Valentina Omiccioli | 26 maggio

5 Maggio, Nuova Delhi - La Corte Suprema Indiana ha condannato alla pena capitale quattro uomini accusati del brutale stupro, avvenuto nel 2012,  di una ragazza di ventitré anni. Immediate la reazioni dei movimenti indiani di tutela per le donne, i quali si sono uniti per manifestare il proprio disappunto per le sempre più numerose violenze sessuali che si verificano nel paese.

Queste associazioni ritengono che, per rendere spazi pubblici e abitazioni più sicure per le donne, il governo dovrebbe adottare una politica plurisettoriale, focalizzandosi su prevenzione, giustizia penale, assistenza sanitaria ed educazione alla sessualità.

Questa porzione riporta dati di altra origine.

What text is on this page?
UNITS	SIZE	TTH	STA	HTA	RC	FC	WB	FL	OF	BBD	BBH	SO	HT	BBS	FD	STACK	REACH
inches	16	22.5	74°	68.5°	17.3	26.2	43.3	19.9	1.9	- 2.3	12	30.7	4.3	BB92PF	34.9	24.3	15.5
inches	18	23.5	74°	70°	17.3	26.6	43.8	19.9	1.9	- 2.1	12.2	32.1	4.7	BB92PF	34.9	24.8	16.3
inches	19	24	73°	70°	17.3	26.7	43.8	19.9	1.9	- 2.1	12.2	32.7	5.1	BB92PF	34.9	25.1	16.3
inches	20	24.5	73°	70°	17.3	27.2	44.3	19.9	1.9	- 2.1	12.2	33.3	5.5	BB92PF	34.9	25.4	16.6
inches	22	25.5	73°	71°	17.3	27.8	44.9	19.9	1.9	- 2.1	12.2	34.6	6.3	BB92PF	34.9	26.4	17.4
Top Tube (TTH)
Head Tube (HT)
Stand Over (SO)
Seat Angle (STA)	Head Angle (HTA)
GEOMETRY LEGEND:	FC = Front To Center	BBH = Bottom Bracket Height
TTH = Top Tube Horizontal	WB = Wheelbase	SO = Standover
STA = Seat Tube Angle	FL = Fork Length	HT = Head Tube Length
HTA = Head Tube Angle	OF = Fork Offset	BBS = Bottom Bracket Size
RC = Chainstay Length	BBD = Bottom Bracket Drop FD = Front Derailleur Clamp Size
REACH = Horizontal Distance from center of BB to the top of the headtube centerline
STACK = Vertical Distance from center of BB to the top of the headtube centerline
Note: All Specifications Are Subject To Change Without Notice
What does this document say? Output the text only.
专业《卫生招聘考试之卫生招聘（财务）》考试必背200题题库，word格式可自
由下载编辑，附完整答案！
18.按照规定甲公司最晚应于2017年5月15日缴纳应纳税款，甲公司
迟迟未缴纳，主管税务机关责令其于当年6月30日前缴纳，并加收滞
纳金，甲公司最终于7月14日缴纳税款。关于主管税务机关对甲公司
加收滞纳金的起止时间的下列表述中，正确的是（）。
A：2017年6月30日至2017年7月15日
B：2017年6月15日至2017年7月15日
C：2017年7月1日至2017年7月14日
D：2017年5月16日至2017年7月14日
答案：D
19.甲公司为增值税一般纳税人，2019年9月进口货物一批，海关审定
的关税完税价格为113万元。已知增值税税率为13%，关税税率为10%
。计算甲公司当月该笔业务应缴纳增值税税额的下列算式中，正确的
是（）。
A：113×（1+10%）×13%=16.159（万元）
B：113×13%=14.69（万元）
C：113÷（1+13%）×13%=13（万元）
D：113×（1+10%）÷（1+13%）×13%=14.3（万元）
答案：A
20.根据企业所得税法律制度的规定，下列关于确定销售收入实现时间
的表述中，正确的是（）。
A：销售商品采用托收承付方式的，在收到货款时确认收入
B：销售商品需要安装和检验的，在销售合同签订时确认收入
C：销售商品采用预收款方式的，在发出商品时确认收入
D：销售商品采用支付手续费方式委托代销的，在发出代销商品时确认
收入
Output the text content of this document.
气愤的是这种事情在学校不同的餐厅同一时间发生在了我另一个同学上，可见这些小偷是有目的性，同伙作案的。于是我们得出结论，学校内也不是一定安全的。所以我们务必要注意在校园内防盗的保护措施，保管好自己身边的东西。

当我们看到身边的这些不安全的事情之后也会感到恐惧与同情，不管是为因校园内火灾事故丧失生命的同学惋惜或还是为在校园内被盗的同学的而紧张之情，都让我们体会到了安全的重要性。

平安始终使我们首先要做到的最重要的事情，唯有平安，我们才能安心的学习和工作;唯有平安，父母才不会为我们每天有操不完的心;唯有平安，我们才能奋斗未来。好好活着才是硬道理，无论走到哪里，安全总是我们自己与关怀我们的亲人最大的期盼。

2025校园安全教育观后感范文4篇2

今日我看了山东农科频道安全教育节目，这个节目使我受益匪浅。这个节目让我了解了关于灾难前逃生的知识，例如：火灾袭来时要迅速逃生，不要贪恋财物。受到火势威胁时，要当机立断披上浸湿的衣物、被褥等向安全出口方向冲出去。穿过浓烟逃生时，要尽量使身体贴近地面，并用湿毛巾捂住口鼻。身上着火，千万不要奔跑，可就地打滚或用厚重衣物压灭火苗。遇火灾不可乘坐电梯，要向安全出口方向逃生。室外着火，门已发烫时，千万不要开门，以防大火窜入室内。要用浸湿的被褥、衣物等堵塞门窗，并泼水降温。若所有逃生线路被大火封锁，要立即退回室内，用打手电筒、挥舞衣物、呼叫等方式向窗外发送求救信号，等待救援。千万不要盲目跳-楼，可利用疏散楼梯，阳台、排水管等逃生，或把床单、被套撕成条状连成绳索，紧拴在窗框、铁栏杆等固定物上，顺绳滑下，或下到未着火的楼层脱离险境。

Oggi il sexual assault costituisce in India una vera e propria piaga sociale che nemmeno la pena di morte sembra riuscire a contenere. Le Istituzioni hanno fatto ben poco per la sicurezza delle donne. La creazione delle cosiddette “Squadre Anti-Romeo”, formate da vigilantes appositamente istruiti, ha sortito l’effetto contrario, aggravando ulteriormente la situazione. Numerosi, infatti, sono stati gli episodi di violenza sessuale perpetrati dai loro componenti, soprattutto in Uttar Pradesh e Jharkhand.

Quale potrebbe essere, allora, la soluzione più efficace?

Fra le varie idee presentate dalle associazioni di genere, una si distingue dalle altre. L’iniziativa Why Loiter?, promossa da un gruppo femminile inter-religioso e multiculturale, permette a donne di tutte le età di riunirsi per camminare o andare in bicicletta per le strade e i parchi cittadini, sia di giorno che di notte. Da una parte ciò ha ridotto l’incidenza di abusi, dall’altra ha permesso alle donne di rivendicare la propria identità di genere e il diritto a vivere in tranquillità senza la paura di subire aggressioni.

Se la sentenza del 5 Maggio è una risposta alla richiesta di giustizia che da alcuni anni pervade la società indiana, tuttavia il ‘numero oscuro’ delle violenze sessuali continua a crescere per l’atavico timore che secoli di dominio patriarcale hanno instillato in tutte quelle donne che non denunciano quanto subito, spesso all’interno delle mura domestiche.

 Ecco perché, secondo le associazioni precedentemente citate, le Istituzioni dovrebbero introdurre l’obbligo di educazione sessuale nelle scuole per socializzare i ragazzi - i futuri uomini, ndr - all’uguaglianza di genere e al rispetto del corpo femminile.